Co-author and Flinders University PhD candidate, Erik Cornelisse, said the US study found that AI can match the clinical reasoning of doctors in certain situations.
“AI no longer just passes medical exams – it can reason through real messy emergency department cases as well as experienced doctors,” he told TMR.
But the US paper only used text-based scenarios, which does not reflect real-world clinical care, said Mr Cornelisse, whose research focuses on evaluating whether generative AI tools are safe and accurate in healthcare scenarios.
“We need better evaluation of AI in supervised settings that reflect real clinical care, including the use of visual and audio data,” he said.
“Second, we need to test the best way to implement AI tools.
“That means comparing AI working on its own, clinicians working without AI, and clinicians working with AI.
“Third, we need clear task definitions – what the AI is designed to do, what it is not designed to do, and develop transparent human benchmarks to evaluate the quality of its responses.
“Fourth, we need to look beyond safety or accuracy and determine whether these tools actually improve patient outcomes in the real world.”
AI in healthcare needs to involve clinicians, patients, health services, software developers, policymakers, and regulators, with ongoing monitoring, transparency and policies, he said.
“Before you deploy AI, you need to make sure that you’re using high-quality, local, real-world data of the performance of AI. You have to be clear about what the AI tool is being used for.
“It’s also essential for each clinician or doctor to understand how AI might impact care and patient outcomes, and this probably requires a lot of significant training and support for clinicians.”
Related
AI tools are already being used in Australian healthcare, from clinical decision support tools, patient support and assisting with administrative workloads, Mr Cornelisse said.
But in healthcare settings, AI can be harmful if it’s poorly evaluated or used beyond its intended purpose, Mr Cornelisse said.
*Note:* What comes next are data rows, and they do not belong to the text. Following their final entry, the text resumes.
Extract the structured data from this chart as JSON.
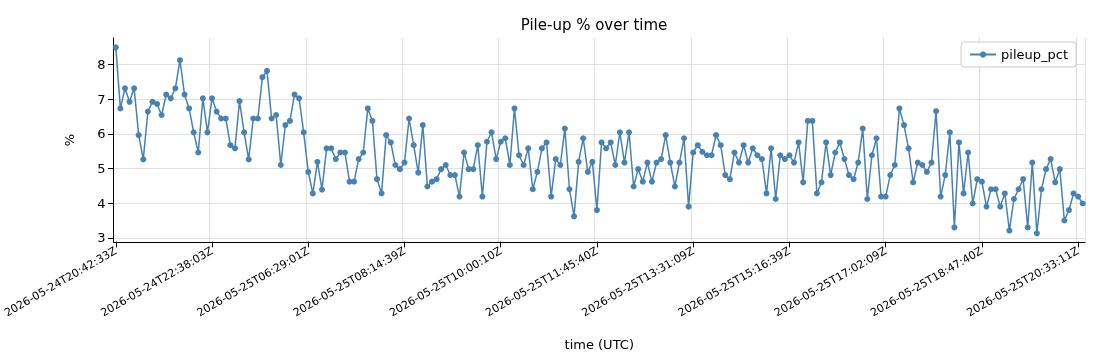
{
  "chart_data": {
    "type": "line",
    "title": "Pile-up % over time",
    "xlabel": "time (UTC)",
    "ylabel": "%",
    "categories": [
      "2026-05-24T20:42:33Z",
      null,
      null,
      null,
      null,
      null,
      null,
      null,
      null,
      null,
      null,
      null,
      null,
      null,
      null,
      null,
      null,
      null,
      null,
      null,
      null,
      "2026-05-24T22:38:03Z",
      null,
      null,
      null,
      null,
      null,
      null,
      null,
      null,
      null,
      null,
      null,
      null,
      null,
      null,
      null,
      null,
      null,
      null,
      null,
      null,
      "2026-05-25T06:29:01Z",
      null,
      null,
      null,
      null,
      null,
      null,
      null,
      null,
      null,
      null,
      null,
      null,
      null,
      null,
      null,
      null,
      null,
      null,
      null,
      null,
      "2026-05-25T08:14:39Z",
      null,
      null,
      null,
      null,
      null,
      null,
      null,
      null,
      null,
      null,
      null,
      null,
      null,
      null,
      null,
      null,
      null,
      null,
      null,
      null,
      "2026-05-25T10:00:10Z",
      null,
      null,
      null,
      null,
      null,
      null,
      null,
      null,
      null,
      null,
      null,
      null,
      null,
      null,
      null,
      null,
      null,
      null,
      null,
      null,
      "2026-05-25T11:45:40Z",
      null,
      null,
      null,
      null,
      null,
      null,
      null,
      null,
      null,
      null,
      null,
      null,
      null,
      null,
      null,
      null,
      null,
      null,
      null,
      null,
      "2026-05-25T13:31:09Z",
      null,
      null,
      null,
      null,
      null,
      null,
      null,
      null,
      null,
      null,
      null,
      null,
      null,
      null,
      null,
      null,
      null,
      null,
      null,
      null,
      "2026-05-25T15:16:39Z",
      null,
      null,
      null,
      null,
      null,
      null,
      null,
      null,
      null,
      null,
      null,
      null,
      null,
      null,
      null,
      null,
      null,
      null,
      null,
      null,
      "2026-05-25T17:02:09Z",
      null,
      null,
      null,
      null,
      null,
      null,
      null,
      null,
      null,
      null,
      null,
      null,
      null,
      null,
      null,
      null,
      null,
      null,
      null,
      null,
      "2026-05-25T18:47:40Z",
      null,
      null,
      null,
      null,
      null,
      null,
      null,
      null,
      null,
      null,
      null,
      null,
      null,
      null,
      null,
      null,
      null,
      null,
      null,
      null,
      "2026-05-25T20:33:11Z",
      null
    ],
    "series": [
      {
        "name": "pileup_pct",
        "color": "#4682b4",
        "values": [
          8.49,
          6.73,
          7.31,
          6.92,
          7.31,
          5.96,
          5.26,
          6.64,
          6.92,
          6.86,
          6.54,
          7.13,
          7.02,
          7.31,
          8.12,
          7.13,
          6.73,
          6.04,
          5.46,
          7.02,
          6.04,
          7.02,
          6.64,
          6.44,
          6.44,
          5.67,
          5.58,
          6.94,
          6.04,
          5.26,
          6.44,
          6.44,
          7.63,
          7.81,
          6.44,
          6.54,
          5.1,
          6.25,
          6.37,
          7.13,
          7.02,
          6.04,
          4.9,
          4.28,
          5.19,
          4.39,
          5.58,
          5.58,
          5.27,
          5.46,
          5.46,
          4.62,
          4.62,
          5.27,
          5.46,
          6.73,
          6.37,
          4.69,
          4.28,
          5.96,
          5.75,
          5.1,
          4.98,
          5.17,
          6.44,
          5.67,
          4.88,
          6.25,
          4.48,
          4.62,
          4.69,
          4.98,
          5.1,
          4.81,
          4.81,
          4.19,
          5.46,
          4.98,
          4.98,
          5.67,
          4.19,
          5.77,
          6.04,
          5.27,
          5.77,
          5.87,
          5.1,
          6.73,
          5.38,
          5.1,
          5.58,
          4.4,
          4.9,
          5.58,
          5.75,
          4.19,
          5.27,
          5.1,
          6.15,
          4.4,
          3.62,
          5.19,
          5.87,
          4.9,
          5.19,
          3.8,
          5.75,
          5.58,
          5.75,
          5.1,
          6.04,
          5.17,
          6.04,
          4.48,
          4.98,
          4.62,
          5.17,
          4.62,
          5.17,
          5.27,
          5.96,
          5.17,
          4.48,
          5.17,
          5.87,
          3.9,
          5.46,
          5.67,
          5.48,
          5.38,
          5.38,
          5.96,
          5.67,
          4.81,
          4.69,
          5.46,
          5.17,
          5.67,
          5.17,
          5.58,
          5.38,
          5.27,
          4.28,
          5.58,
          4.12,
          5.38,
          5.27,
          5.38,
          5.17,
          5.75,
          4.6,
          6.37,
          6.37,
          4.28,
          4.6,
          5.75,
          4.81,
          5.46,
          5.75,
          5.27,
          4.81,
          4.69,
          5.17,
          6.15,
          4.12,
          5.38,
          5.87,
          4.19,
          4.19,
          4.81,
          5.1,
          6.73,
          6.25,
          5.58,
          4.6,
          5.17,
          5.1,
          4.9,
          5.17,
          6.65,
          4.19,
          4.81,
          6.04,
          3.3,
          5.75,
          4.28,
          5.46,
          3.99,
          4.69,
          4.62,
          3.9,
          4.4,
          4.4,
          3.9,
          4.28,
          3.21,
          4.12,
          4.4,
          4.69,
          3.3,
          5.17,
          3.13,
          4.4,
          4.98,
          5.27,
          4.6,
          4.98,
          3.5,
          3.8,
          4.28,
          4.19,
          3.99
        ]
      }
    ],
    "ylim": [
      2.88,
      8.76
    ],
    "yticks": [
      3,
      4,
      5,
      6,
      7,
      8
    ],
    "grid": true,
    "legend": "top right",
    "marker": "circle",
    "line_style": "solid"
  }
}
“It is probably safer when there is knowledgeable clinical oversight – when a trained clinician can interpret the output, recognise when it its right or wrong, and decide on appropriate action.”
Clinicians who use AI need training and support so they understand the limitations and risks of using AI, he said.
“The clinician, the hospital, the software developer all need defined responsibilities so we know who’s accountable.
“But we also recognise that AI in the healthcare space is moving very fast, and instead of asking, ‘do I trust AI to be safe?’ it might be a better question to ask, ‘do I trust the system that’s deploying and evaluating the AI?’
“We need to make sure that when AI is being used, that we’re evaluating the AI outputs itself, understanding its limitations and risks and how it’s impacting care delivery and patient outcomes.
“We need to understand how AI tools can be safely integrated into clinical practice and recognise the need to continually evaluate these new AI tools alongside doctors and other health professionals.”
Another issue is the bias of large AI models, most of which have been trained on US data, raising questions around how well they perform on Australian populations, Mr Cornelisse said.
“Aboriginal Torres Strait Islander patients and other people from culturally or linguistically diverse backgrounds may not get appropriately recognised in the data, and that means that the AI outputs may not be representative of those populations.”
AI models have shown racial and gender bias in previous research, with one healthcare algorithm showing substantial racial bias.
“It systemically under-allocated care to black patients, which ended up affecting millions of patients.”
At the consumer level, patients are using ChatGPT for medical advice in the hundreds of millions each week, Mr Cornelisse said.
“The problem with that is that consumer AI is being used for things that it was never validated to do.
“These tools can sound confident and helpful, but still produce advice that is incomplete, inappropriate, or unsafe.
“They can generate a fluent answer without necessarily knowing whether that answer is truly safe for that person.”